Note that UNIX systems have been decidedly multi-user, even long
before the SysV init (considerer "old" these days) even existed.

So we always had multi-user: the trend is rather the other way:
since everyone has his/her own gadget, complex things like desktop
environments tend to do silly things spoiling the multi-user roots
of UNIX.

There was another widespread init (BSD), which still has its places,
and which (ironically) brought things to the table which were given
up by SysV (namely process monitoring). What SysV brought was some
kind of modularity: you had one file per "package" instead of having
one huge file you had to edit each time you changed a package.

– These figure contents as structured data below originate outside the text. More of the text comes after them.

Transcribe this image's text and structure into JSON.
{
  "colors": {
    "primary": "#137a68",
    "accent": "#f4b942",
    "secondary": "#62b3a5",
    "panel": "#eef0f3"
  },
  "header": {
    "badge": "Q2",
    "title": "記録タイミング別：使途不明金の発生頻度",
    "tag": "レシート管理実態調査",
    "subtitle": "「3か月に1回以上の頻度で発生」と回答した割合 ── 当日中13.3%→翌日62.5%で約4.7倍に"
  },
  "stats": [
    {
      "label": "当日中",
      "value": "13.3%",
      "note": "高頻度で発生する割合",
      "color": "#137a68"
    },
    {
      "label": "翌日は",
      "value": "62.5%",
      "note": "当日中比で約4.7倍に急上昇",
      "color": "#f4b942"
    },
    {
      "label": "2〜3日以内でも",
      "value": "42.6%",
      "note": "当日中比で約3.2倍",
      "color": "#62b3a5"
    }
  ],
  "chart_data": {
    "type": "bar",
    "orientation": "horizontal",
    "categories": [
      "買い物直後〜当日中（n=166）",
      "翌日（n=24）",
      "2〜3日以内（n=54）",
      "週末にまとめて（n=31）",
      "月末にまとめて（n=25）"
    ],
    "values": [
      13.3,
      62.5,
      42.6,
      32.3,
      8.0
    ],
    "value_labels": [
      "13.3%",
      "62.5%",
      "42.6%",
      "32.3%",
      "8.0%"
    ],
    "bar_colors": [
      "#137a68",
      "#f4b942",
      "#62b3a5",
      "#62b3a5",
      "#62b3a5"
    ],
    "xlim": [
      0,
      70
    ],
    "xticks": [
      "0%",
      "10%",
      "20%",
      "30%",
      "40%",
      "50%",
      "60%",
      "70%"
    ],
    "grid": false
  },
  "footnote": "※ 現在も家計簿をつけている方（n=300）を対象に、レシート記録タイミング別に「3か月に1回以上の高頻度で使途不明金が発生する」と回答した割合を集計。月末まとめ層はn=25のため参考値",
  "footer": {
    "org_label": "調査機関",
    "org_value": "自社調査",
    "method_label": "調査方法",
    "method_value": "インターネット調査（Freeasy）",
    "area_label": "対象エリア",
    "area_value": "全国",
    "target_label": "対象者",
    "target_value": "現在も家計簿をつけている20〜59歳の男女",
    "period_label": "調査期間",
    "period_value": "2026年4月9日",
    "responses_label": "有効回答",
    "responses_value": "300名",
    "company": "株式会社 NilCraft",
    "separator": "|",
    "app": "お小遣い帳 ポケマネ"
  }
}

But it paid a price for that, and it could have been done much
better.

Personally I find SysV ugly, but in ways which could be made better.

What systemd brings (mainly[1]) to the table is the decoupling of
different "parts" of init: just imagine you have one service (let's
say a web server) which depends on some other thing (say a file
system being present via ummm... NFS, but it could be a RAID or a
memory stick, you get the idea). With a SysV init you can't express
that: you would have to script it explicitly. With systemd you
can express that the web server is only to be started once that
file system appears.

So I'd rather say systemd is an adaptation to a much more volatile
hardware landscape (which previously was only known in big iron)
comming to the masses these days (just think USB). It corresponds
to a more "dynamic" configuration.

There are, of course alternative ways to skin the cat.

Note that I'm a decided systemd opponent, and that might shine
through the above. Feel free to correct any misrepresentation.

regards

[1] Yeah: a "declarative" configuration, which may be considered
  as a plus (less obscure side effects) or as a minus (stronger
  separation between "priests" and "mortals").